There are, moreover, downside economic risks from US trade policy and Brexit. These risks are probably dampening business “animal spirits”, in turn implying that any economic pick-up could be muted and / or delayed.

Stronger monetary trends, nevertheless, are judged here to warrant shifting to a positive view of Euroland economic prospects relative to a gloomy consensus. Recession fears, in particular, appear groundless – barring trade / Brexit shocks.

Annual growth of narrow money, as measured by non-financial M1, stabilised around year-end and rose to 7.9% in March, a 14-month high, suggesting that annual nominal GDP expansion will recover later in 2019 – see first chart.

Growth of the broad non-financial M3 measure also increased further, to 5.1%. The headline M1 / M3 money measures are lagging the non-financial aggregates tracked here but have also shown a clear acceleration recently – second chart.
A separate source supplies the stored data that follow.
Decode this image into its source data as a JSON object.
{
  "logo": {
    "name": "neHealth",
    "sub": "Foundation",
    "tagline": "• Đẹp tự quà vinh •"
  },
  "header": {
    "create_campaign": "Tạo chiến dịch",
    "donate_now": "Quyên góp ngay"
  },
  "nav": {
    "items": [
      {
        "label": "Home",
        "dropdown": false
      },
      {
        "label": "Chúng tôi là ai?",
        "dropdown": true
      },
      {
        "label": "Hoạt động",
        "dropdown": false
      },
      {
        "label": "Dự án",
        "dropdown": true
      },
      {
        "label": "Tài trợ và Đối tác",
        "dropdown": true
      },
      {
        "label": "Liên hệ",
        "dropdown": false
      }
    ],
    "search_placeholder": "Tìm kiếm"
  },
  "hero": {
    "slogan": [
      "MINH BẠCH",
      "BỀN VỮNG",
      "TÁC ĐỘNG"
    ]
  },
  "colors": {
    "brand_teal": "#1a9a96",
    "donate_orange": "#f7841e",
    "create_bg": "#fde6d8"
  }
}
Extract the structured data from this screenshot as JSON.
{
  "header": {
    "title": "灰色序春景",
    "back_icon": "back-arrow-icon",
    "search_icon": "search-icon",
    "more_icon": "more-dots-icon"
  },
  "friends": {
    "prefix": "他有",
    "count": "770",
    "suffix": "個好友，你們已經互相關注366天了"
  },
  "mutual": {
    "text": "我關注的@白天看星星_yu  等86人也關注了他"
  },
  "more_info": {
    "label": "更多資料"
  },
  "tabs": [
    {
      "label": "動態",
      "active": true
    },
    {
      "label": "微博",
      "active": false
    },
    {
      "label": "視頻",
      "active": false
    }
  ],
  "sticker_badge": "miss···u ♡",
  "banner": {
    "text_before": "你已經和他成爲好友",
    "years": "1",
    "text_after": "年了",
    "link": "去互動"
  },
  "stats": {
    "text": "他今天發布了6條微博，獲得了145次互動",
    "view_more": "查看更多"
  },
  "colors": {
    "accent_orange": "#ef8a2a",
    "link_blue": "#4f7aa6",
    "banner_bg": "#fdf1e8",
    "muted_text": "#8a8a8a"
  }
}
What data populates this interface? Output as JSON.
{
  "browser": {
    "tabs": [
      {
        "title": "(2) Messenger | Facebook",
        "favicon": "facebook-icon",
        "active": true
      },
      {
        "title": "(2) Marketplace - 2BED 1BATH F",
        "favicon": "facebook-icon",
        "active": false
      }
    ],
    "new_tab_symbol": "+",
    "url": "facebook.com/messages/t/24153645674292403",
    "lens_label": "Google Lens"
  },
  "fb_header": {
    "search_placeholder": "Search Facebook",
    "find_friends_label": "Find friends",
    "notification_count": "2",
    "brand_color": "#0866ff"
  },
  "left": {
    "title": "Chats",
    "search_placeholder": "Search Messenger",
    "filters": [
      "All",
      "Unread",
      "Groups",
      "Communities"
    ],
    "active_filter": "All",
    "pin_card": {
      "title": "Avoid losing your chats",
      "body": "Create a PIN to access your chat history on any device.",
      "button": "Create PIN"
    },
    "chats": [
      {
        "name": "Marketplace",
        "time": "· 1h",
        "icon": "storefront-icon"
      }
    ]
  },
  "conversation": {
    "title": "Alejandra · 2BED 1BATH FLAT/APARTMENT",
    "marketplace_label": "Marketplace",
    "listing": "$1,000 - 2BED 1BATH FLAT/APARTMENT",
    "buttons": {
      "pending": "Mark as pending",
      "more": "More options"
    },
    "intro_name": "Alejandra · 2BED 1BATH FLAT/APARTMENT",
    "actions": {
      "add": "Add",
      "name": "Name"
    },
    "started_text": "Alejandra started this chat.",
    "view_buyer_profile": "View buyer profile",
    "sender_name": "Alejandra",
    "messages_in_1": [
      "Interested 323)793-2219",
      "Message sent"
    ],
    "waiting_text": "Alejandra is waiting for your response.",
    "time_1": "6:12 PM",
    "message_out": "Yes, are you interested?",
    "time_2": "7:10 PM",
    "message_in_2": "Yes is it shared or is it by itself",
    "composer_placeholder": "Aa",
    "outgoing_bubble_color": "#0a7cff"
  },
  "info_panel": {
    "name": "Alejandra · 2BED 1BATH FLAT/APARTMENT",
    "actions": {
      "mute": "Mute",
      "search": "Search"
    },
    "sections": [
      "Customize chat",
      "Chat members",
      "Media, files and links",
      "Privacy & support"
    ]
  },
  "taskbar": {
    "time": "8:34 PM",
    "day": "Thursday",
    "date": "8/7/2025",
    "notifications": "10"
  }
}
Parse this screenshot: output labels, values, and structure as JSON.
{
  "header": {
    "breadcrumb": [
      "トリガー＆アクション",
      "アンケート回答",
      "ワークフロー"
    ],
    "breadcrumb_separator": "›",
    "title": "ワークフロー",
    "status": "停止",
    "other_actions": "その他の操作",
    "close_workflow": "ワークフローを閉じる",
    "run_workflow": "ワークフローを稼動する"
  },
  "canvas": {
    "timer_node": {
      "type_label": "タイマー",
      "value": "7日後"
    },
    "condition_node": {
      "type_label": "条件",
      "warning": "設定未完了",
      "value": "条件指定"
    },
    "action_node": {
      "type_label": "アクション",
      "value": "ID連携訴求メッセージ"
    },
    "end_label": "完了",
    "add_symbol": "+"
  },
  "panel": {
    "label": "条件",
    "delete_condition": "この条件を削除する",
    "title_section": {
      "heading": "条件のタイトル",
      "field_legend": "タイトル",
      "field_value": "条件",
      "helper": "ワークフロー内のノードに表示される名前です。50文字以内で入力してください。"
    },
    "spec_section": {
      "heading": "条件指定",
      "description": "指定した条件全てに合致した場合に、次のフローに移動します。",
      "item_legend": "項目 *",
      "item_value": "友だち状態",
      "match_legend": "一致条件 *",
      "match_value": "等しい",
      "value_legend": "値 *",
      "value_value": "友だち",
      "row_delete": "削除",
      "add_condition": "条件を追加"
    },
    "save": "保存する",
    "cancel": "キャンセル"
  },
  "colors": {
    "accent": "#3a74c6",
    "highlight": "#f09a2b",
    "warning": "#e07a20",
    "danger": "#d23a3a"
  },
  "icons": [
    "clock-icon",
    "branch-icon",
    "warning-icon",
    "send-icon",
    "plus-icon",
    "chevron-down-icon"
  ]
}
Six-month growth of real non-financial M1 (i.e. deflated by consumer prices) continued its recovery from a low reached in July 2018 and is high by current global standards – third chart*.

Overnight deposits within non-financial M1 break down into household and corporate components; both are expanding solidly – fourth chart.

Deposit growth remains strongest in France and Spain but there was a notable pick-up in Germany last month, while Italy continues to lag – fifth chart.

*Latest data = March except for UK (February).